Hermeneutical Questions: Symbols Disaster Chronicle/Bushel Guru
Uqbah Iqbal*
Faculty of Social Sciences and Humanities, Malaysia
Submission: August 25, 2017;Published: August 29, 2017
*Corresponding author: Uqbah Iqbal, Faculty of Social Sciences and Humanities, UKM 43650 Bangi Selangor, Malaysia.
How to cite this article: Uqbah I. Hermeneutical Questions: Symbols Disaster Chronicle/Bushel Guru. Theranostics Brain Spine Neuro Disord. 2017; 2(1): 555576. DOI: 10.19080/TBSND.2017.02.555576
Opinion
Written by Jakob Sumardjo, originally written for an art journal. In the cultivation was widened, because so many cultural information contained by this Babad Pakuan. The writing that is planned to be completed in 15-20 pages, it reaches 3-4 times its length. So it is better this paper published in the form of a small book. The author provision in interpreting contemporary cultural content in this chronicle still holds to the primordial mindset of old societies in Indonesia. The cosmological mindset of old Indonesian society is not anthropocentric as in the Judeo-Christian cultural tradition, but more biocentric and ecocentric. Man is only an integral part of the universe, and the universe is part of a higher reality.
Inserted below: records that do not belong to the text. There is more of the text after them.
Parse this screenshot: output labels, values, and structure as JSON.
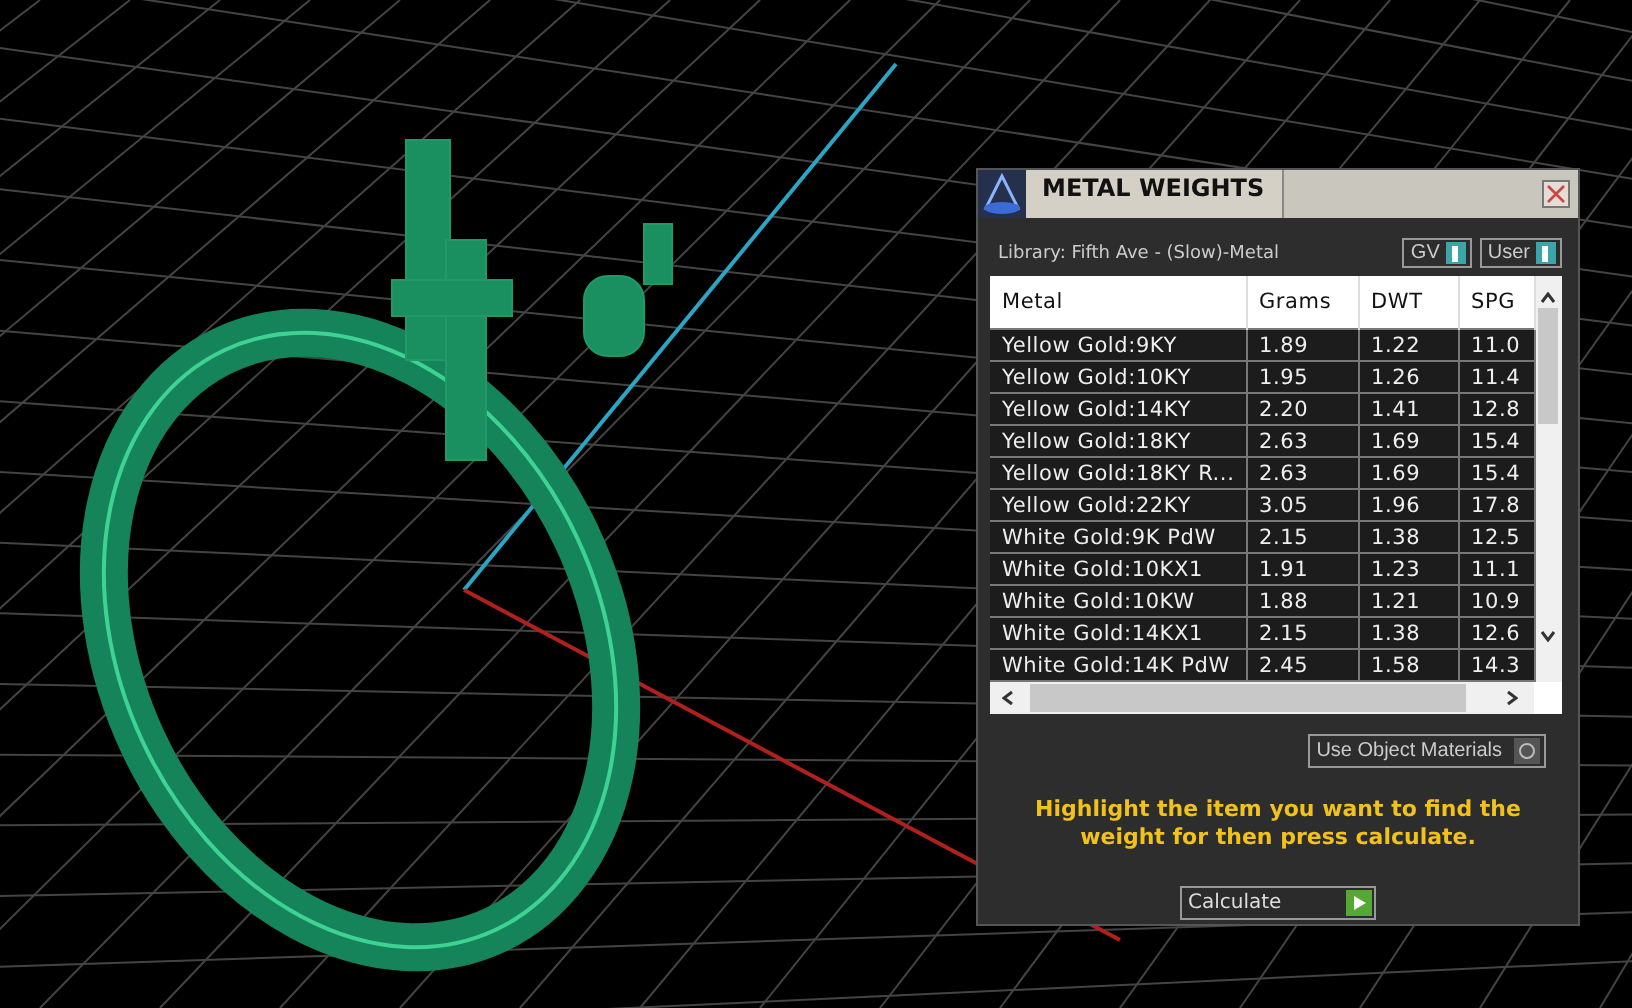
{
  "window": {
    "title": "METAL WEIGHTS"
  },
  "library": "Library: Fifth Ave - (Slow)-Metal",
  "toggles": [
    {
      "label": "GV",
      "on": true
    },
    {
      "label": "User",
      "on": true
    }
  ],
  "table": {
    "columns": [
      "Metal",
      "Grams",
      "DWT",
      "SPG"
    ],
    "rows": [
      [
        "Yellow Gold:9KY",
        "1.89",
        "1.22",
        "11.0"
      ],
      [
        "Yellow Gold:10KY",
        "1.95",
        "1.26",
        "11.4"
      ],
      [
        "Yellow Gold:14KY",
        "2.20",
        "1.41",
        "12.8"
      ],
      [
        "Yellow Gold:18KY",
        "2.63",
        "1.69",
        "15.4"
      ],
      [
        "Yellow Gold:18KY R...",
        "2.63",
        "1.69",
        "15.4"
      ],
      [
        "Yellow Gold:22KY",
        "3.05",
        "1.96",
        "17.8"
      ],
      [
        "White Gold:9K PdW",
        "2.15",
        "1.38",
        "12.5"
      ],
      [
        "White Gold:10KX1",
        "1.91",
        "1.23",
        "11.1"
      ],
      [
        "White Gold:10KW",
        "1.88",
        "1.21",
        "10.9"
      ],
      [
        "White Gold:14KX1",
        "2.15",
        "1.38",
        "12.6"
      ],
      [
        "White Gold:14K PdW",
        "2.45",
        "1.58",
        "14.3"
      ]
    ]
  },
  "use_object_materials": {
    "label": "Use Object Materials",
    "on": false
  },
  "hint": "Highlight the item you want to find the weight for then press calculate.",
  "calculate_button": "Calculate"
}
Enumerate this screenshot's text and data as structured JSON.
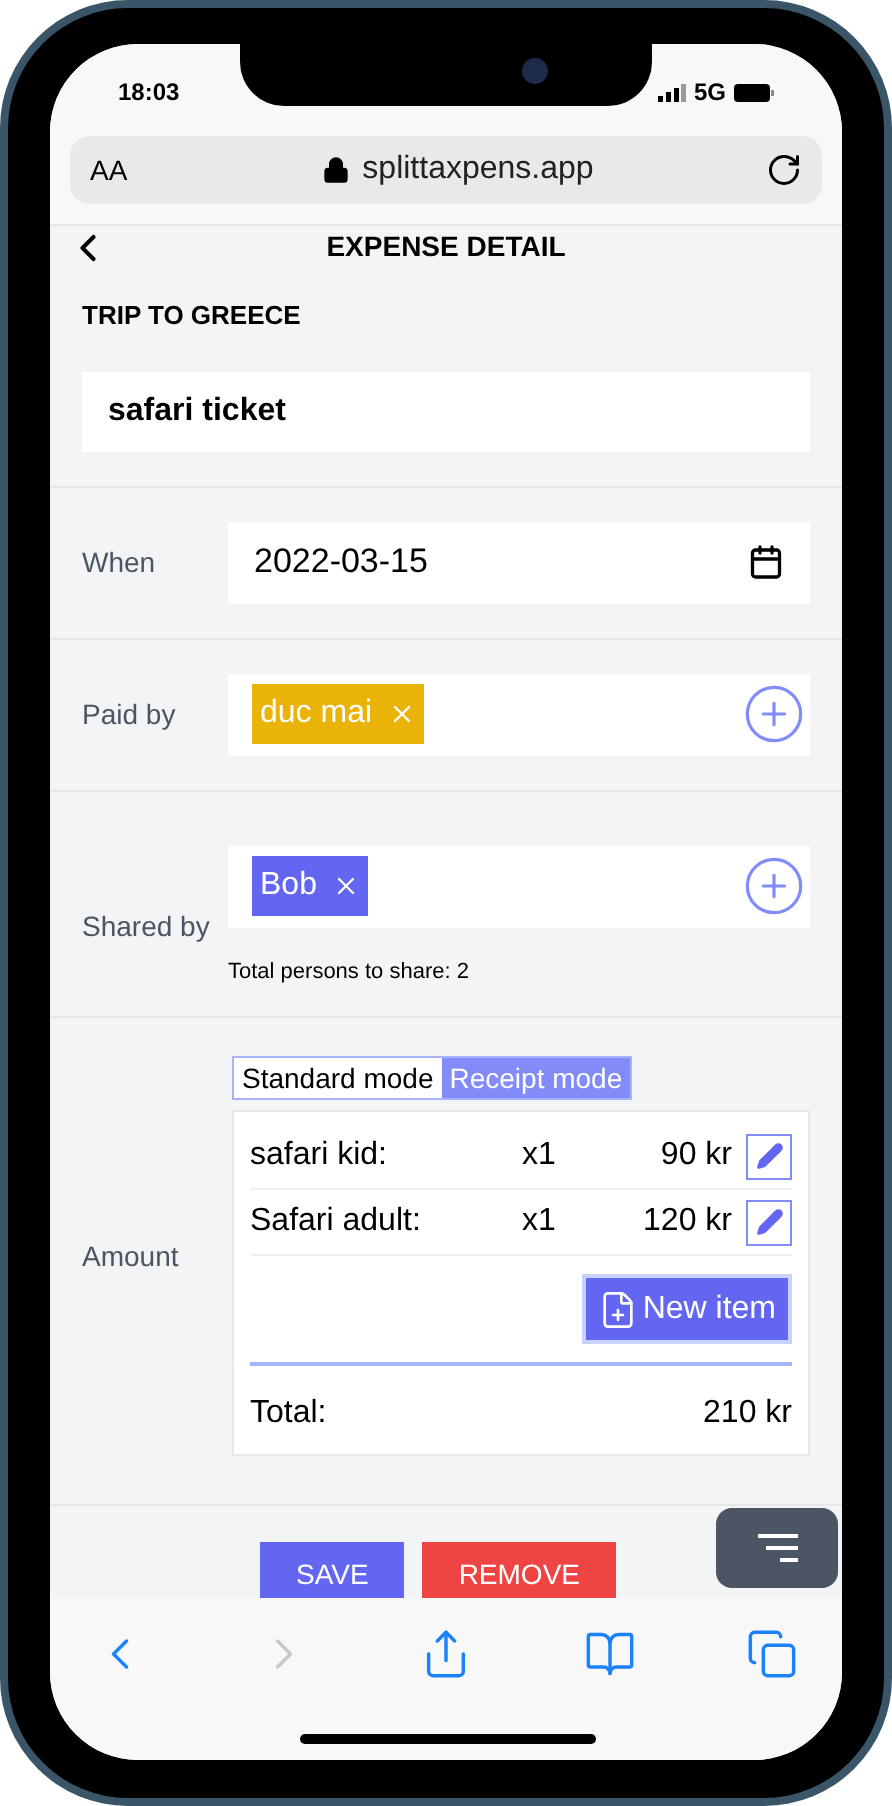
{
  "status_bar": {
    "time": "18:03",
    "network": "5G"
  },
  "address_bar": {
    "text_size": "AA",
    "url": "splittaxpens.app"
  },
  "header": {
    "title": "EXPENSE DETAIL"
  },
  "group": {
    "title": "TRIP TO GREECE"
  },
  "expense_name": {
    "value": "safari ticket"
  },
  "when": {
    "label": "When",
    "value": "2022-03-15"
  },
  "paid_by": {
    "label": "Paid by",
    "people": [
      {
        "name": "duc mai",
        "color": "#e9b307"
      }
    ]
  },
  "shared_by": {
    "label": "Shared by",
    "people": [
      {
        "name": "Bob",
        "color": "#6366f1"
      }
    ],
    "note": "Total persons to share: 2"
  },
  "amount": {
    "label": "Amount",
    "modes": [
      {
        "label": "Standard mode",
        "selected": false
      },
      {
        "label": "Receipt mode",
        "selected": true
      }
    ],
    "items": [
      {
        "name": "safari kid:",
        "quantity": "x1",
        "price": "90 kr"
      },
      {
        "name": "Safari adult:",
        "quantity": "x1",
        "price": "120 kr"
      }
    ],
    "new_item": "New item",
    "total_label": "Total:",
    "total_value": "210 kr"
  },
  "actions": [
    {
      "label": "SAVE",
      "kind": "primary"
    },
    {
      "label": "REMOVE",
      "kind": "danger"
    }
  ],
  "toolbar": [
    {
      "kind": "back",
      "disabled": false
    },
    {
      "kind": "forward",
      "disabled": true
    },
    {
      "kind": "share",
      "disabled": false
    },
    {
      "kind": "bookmarks",
      "disabled": false
    },
    {
      "kind": "tabs",
      "disabled": false
    }
  ]
}
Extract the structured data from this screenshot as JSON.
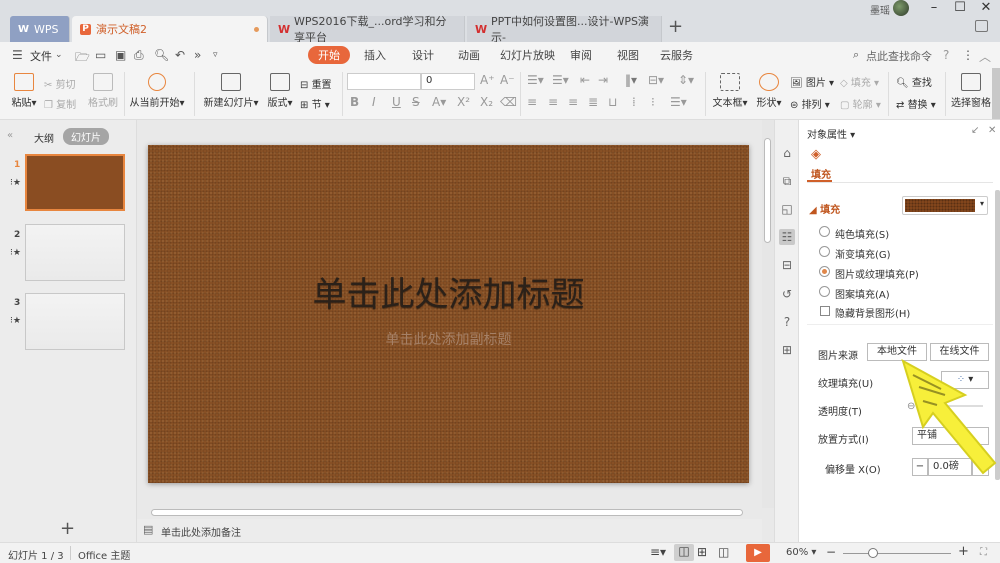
{
  "titlebar": {
    "tabs": [
      {
        "label": "WPS",
        "icon": "wps-icon"
      },
      {
        "label": "演示文稿2",
        "icon": "presentation-icon",
        "active": true,
        "unsaved": true
      },
      {
        "label": "WPS2016下载_...ord学习和分享平台",
        "icon": "wps-writer-icon"
      },
      {
        "label": "PPT中如何设置图...设计-WPS演示-",
        "icon": "wps-writer-icon"
      }
    ],
    "new_tab": "+",
    "user_name": "墨瑶",
    "window_controls": {
      "minimize": "–",
      "maximize": "☐",
      "close": "✕"
    }
  },
  "menubar": {
    "file_label": "文件",
    "tabs": [
      "开始",
      "插入",
      "设计",
      "动画",
      "幻灯片放映",
      "审阅",
      "视图",
      "云服务"
    ],
    "active_tab": "开始",
    "search_label": "点此查找命令",
    "help": "?",
    "more": "⋮",
    "collapse": "︿"
  },
  "ribbon": {
    "paste": "粘贴",
    "cut": "剪切",
    "copy": "复制",
    "format_painter": "格式刷",
    "play_from_current": "从当前开始",
    "new_slide": "新建幻灯片",
    "layout": "版式",
    "reset": "重置",
    "section": "节",
    "font_name": "",
    "font_size": "0",
    "textbox": "文本框",
    "shape": "形状",
    "picture": "图片",
    "arrange": "排列",
    "fill": "填充",
    "outline": "轮廓",
    "find": "查找",
    "replace": "替换",
    "selection_pane": "选择窗格"
  },
  "left_panel": {
    "outline_tab": "大纲",
    "slides_tab": "幻灯片",
    "slides": [
      {
        "number": "1",
        "selected": true
      },
      {
        "number": "2",
        "selected": false
      },
      {
        "number": "3",
        "selected": false
      }
    ],
    "add_slide": "+"
  },
  "slide": {
    "title_placeholder": "单击此处添加标题",
    "subtitle_placeholder": "单击此处添加副标题",
    "background_color": "#8b5226"
  },
  "notes": {
    "placeholder": "单击此处添加备注"
  },
  "properties": {
    "panel_title": "对象属性",
    "tab_fill": "填充",
    "section_fill": "填充",
    "options": [
      {
        "label": "纯色填充(S)",
        "selected": false
      },
      {
        "label": "渐变填充(G)",
        "selected": false
      },
      {
        "label": "图片或纹理填充(P)",
        "selected": true
      },
      {
        "label": "图案填充(A)",
        "selected": false
      }
    ],
    "hide_bg_graphics": "隐藏背景图形(H)",
    "picture_source_label": "图片来源",
    "local_file": "本地文件",
    "online_file": "在线文件",
    "texture_fill_label": "纹理填充(U)",
    "transparency_label": "透明度(T)",
    "placement_label": "放置方式(I)",
    "placement_value": "平铺",
    "offset_label": "偏移量 X(O)",
    "offset_value": "0.0磅",
    "accent_color": "#e0874a"
  },
  "status": {
    "slide_counter": "幻灯片 1 / 3",
    "theme": "Office 主题",
    "zoom": "60%",
    "zoom_level_percent": 60
  }
}
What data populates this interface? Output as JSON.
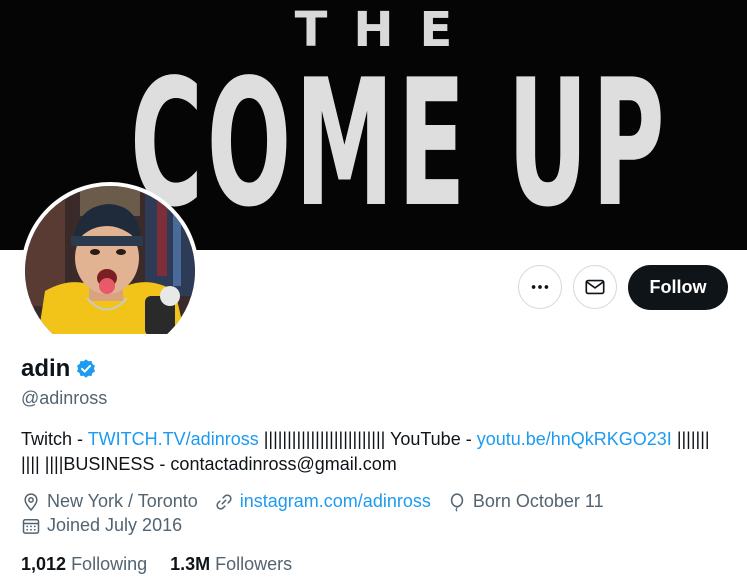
{
  "banner": {
    "line1": "THE",
    "line2": "COME UP"
  },
  "profile": {
    "display_name": "adin",
    "handle": "@adinross",
    "verified_icon": "verified-badge-icon",
    "accent_color": "#1d9bf0"
  },
  "actions": {
    "more_icon": "more-options-icon",
    "message_icon": "envelope-icon",
    "follow_label": "Follow"
  },
  "bio": {
    "part1": "Twitch - ",
    "link1": "TWITCH.TV/adinross",
    "part2": " |||||||||||||||||||||||||| YouTube - ",
    "link2": "youtu.be/hnQkRKGO23I",
    "part3": " ||||||| |||| ||||BUSINESS - contactadinross@gmail.com"
  },
  "meta": {
    "location": "New York / Toronto",
    "website": "instagram.com/adinross",
    "birthday": "Born October 11",
    "joined": "Joined July 2016"
  },
  "stats": {
    "following_count": "1,012",
    "following_label": "Following",
    "followers_count": "1.3M",
    "followers_label": "Followers"
  }
}
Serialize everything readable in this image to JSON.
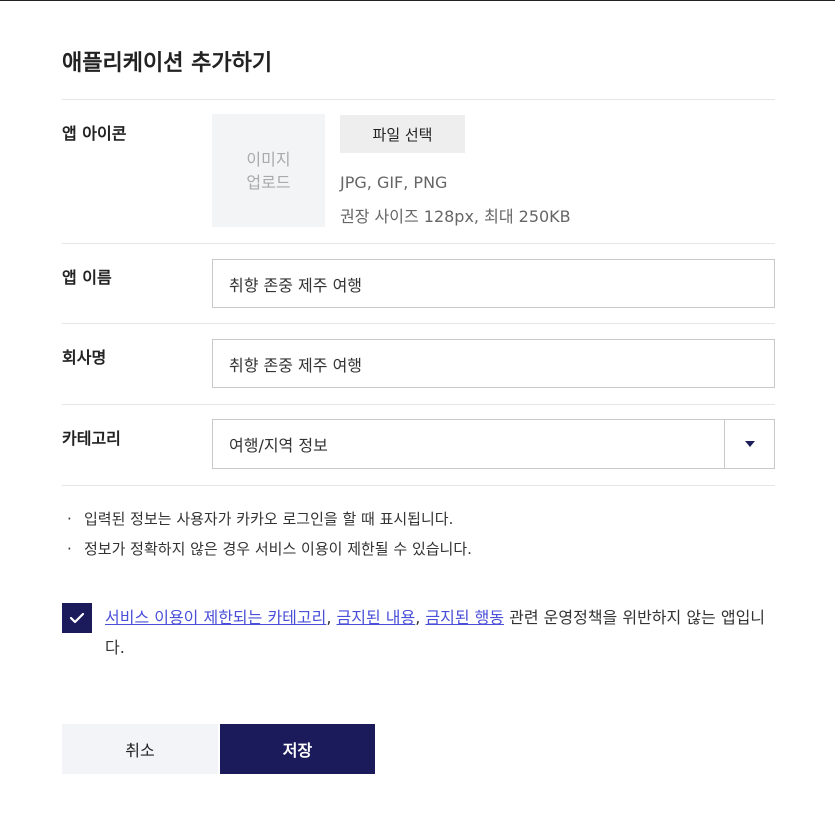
{
  "dialog": {
    "title": "애플리케이션 추가하기"
  },
  "app_icon": {
    "label": "앱 아이콘",
    "upload_line1": "이미지",
    "upload_line2": "업로드",
    "file_button": "파일 선택",
    "formats": "JPG, GIF, PNG",
    "size_hint": "권장 사이즈 128px, 최대 250KB"
  },
  "app_name": {
    "label": "앱 이름",
    "value": "취향 존중 제주 여행"
  },
  "company": {
    "label": "회사명",
    "value": "취향 존중 제주 여행"
  },
  "category": {
    "label": "카테고리",
    "selected": "여행/지역 정보"
  },
  "notes": [
    "입력된 정보는 사용자가 카카오 로그인을 할 때 표시됩니다.",
    "정보가 정확하지 않은 경우 서비스 이용이 제한될 수 있습니다."
  ],
  "agreement": {
    "checked": true,
    "link1": "서비스 이용이 제한되는 카테고리",
    "sep1": ", ",
    "link2": "금지된 내용",
    "sep2": ", ",
    "link3": "금지된 행동",
    "text": " 관련 운영정책을 위반하지 않는 앱입니다."
  },
  "buttons": {
    "cancel": "취소",
    "save": "저장"
  },
  "colors": {
    "primary": "#1b1b5c",
    "link": "#4a4fd8"
  },
  "icons": {
    "dropdown": "chevron-down-icon",
    "checkbox": "checkmark-icon"
  }
}
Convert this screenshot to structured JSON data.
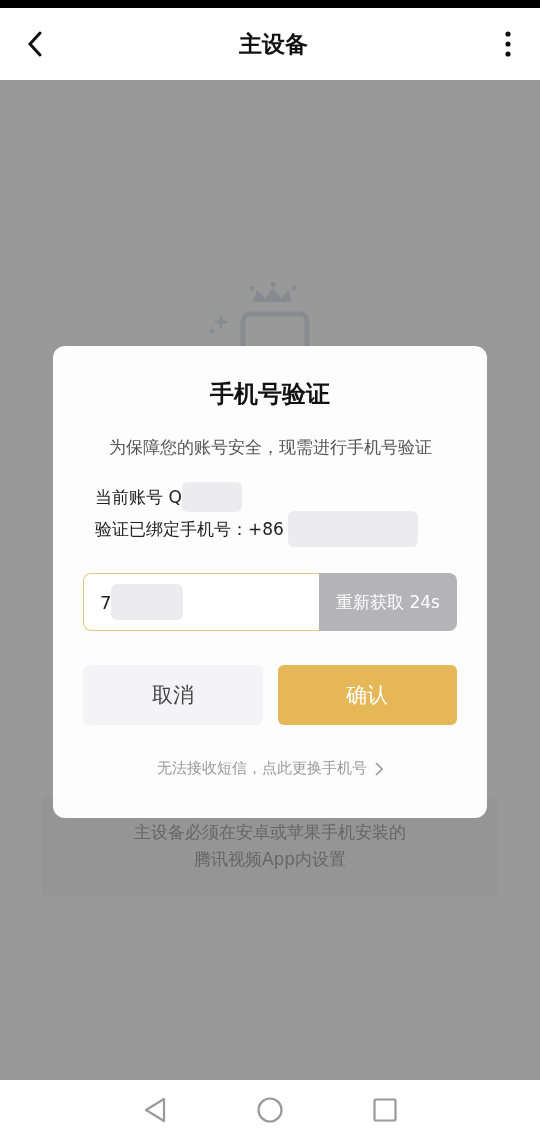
{
  "header": {
    "title": "主设备"
  },
  "background": {
    "notice": [
      "主设备必须在安卓或苹果手机安装的",
      "腾讯视频App内设置"
    ]
  },
  "dialog": {
    "title": "手机号验证",
    "message": "为保障您的账号安全，现需进行手机号验证",
    "account_label": "当前账号 Q",
    "bound_phone_label": "验证已绑定手机号：+86",
    "code_field": {
      "value": "7"
    },
    "resend_button": {
      "label": "重新获取 24s",
      "disabled": true
    },
    "buttons": [
      {
        "label": "取消",
        "kind": "secondary"
      },
      {
        "label": "确认",
        "kind": "primary"
      }
    ],
    "change_phone_link": "无法接收短信，点此更换手机号"
  }
}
Our way of thinking as a modern man comes from this Judeo-Christian cultural tradition. Man as the center of the universe. Man is authorized as the ruler of the universe. All these things are given names by humans and for the benefit of man. This culture evolved into a struggle for complete human freedom, the breeding of individuality, the guarantee of its human rights, regarded everything outside of itself as an object to be studied, understood and mastered; Secularization, humanization, and materialism. The way the babad thinks is different. Man is not the king of the universe. Man is only one of the reality of the universe. Human rights are subject to universal rights. And the fact of the universe they experience in their concrete life environment, the nature that lives it. This is why humans are friendly with gods, animals, trees, rivers, mountains, sea, mega. In the perception of modern man, this chronicle is a mere fairy tale. But for people who think biocentric and ecocentric, that’s a concrete reality. Industrialization has destroyed nature. Nature has no human rights whatsoever. The right to live animals, plants, rivers, hills, the forest is not there. There is only Human Rights, no Rights of Nature. Nature must be conquered by man. Modern heroes are those who contribute much thought to how this nature can be mastered and utilized to the greatest extent possible for the sake of human well-being. The way our biocentric and ecocentric ancestors thought was buried with deforestation, the destruction of mining hills, the disappearance of mangrove forests. Industrialization is progress, prosperity, prosperity. Let this nature we exploit all-out for this life we live easier, cheaper, more relaxed. These polluted air cases, the polluted seas, the polluted rivers, are the risks of human progress. We will bear it together, because we have enjoyed it together also.
In this chronicle (as well as hundreds of Indonesian tribal myths) we will encounter a strange way of thinking. In the heavens there are people, in the earth there are people, on the seabed there are people, because they also have kings like humans on this earth. Since the “universe society” is higher in quality, people in this world cannot ignore their existence and intervention. Read by modern reason, the sky, the earth, the mountains, the sea, the river, it all contributes to the life of human society. They can not be ignored, let alone considered deserted their human rights. Of course, the times of the chronicle (and poems) have passed. We live in modern times with our modern thinking device. But if this modern life turns out to cause a variety of environmental problems, and instead of human welfare but instead harm, is not the worldview of the ancestors we should review again? Of course we cannot live “primitive” again like that. And we do not want to. But their worldview should be contemplated for the benefit of the present. By reconstructing this ancestor’s way of life, we can also understand why the state of society is now as we inherited. So far we have always been cynical about the habits of rural society, where the collective unconscious of the past is still alive, and judging it as superstitious and outdated. The problem is, is the way we have been “right”?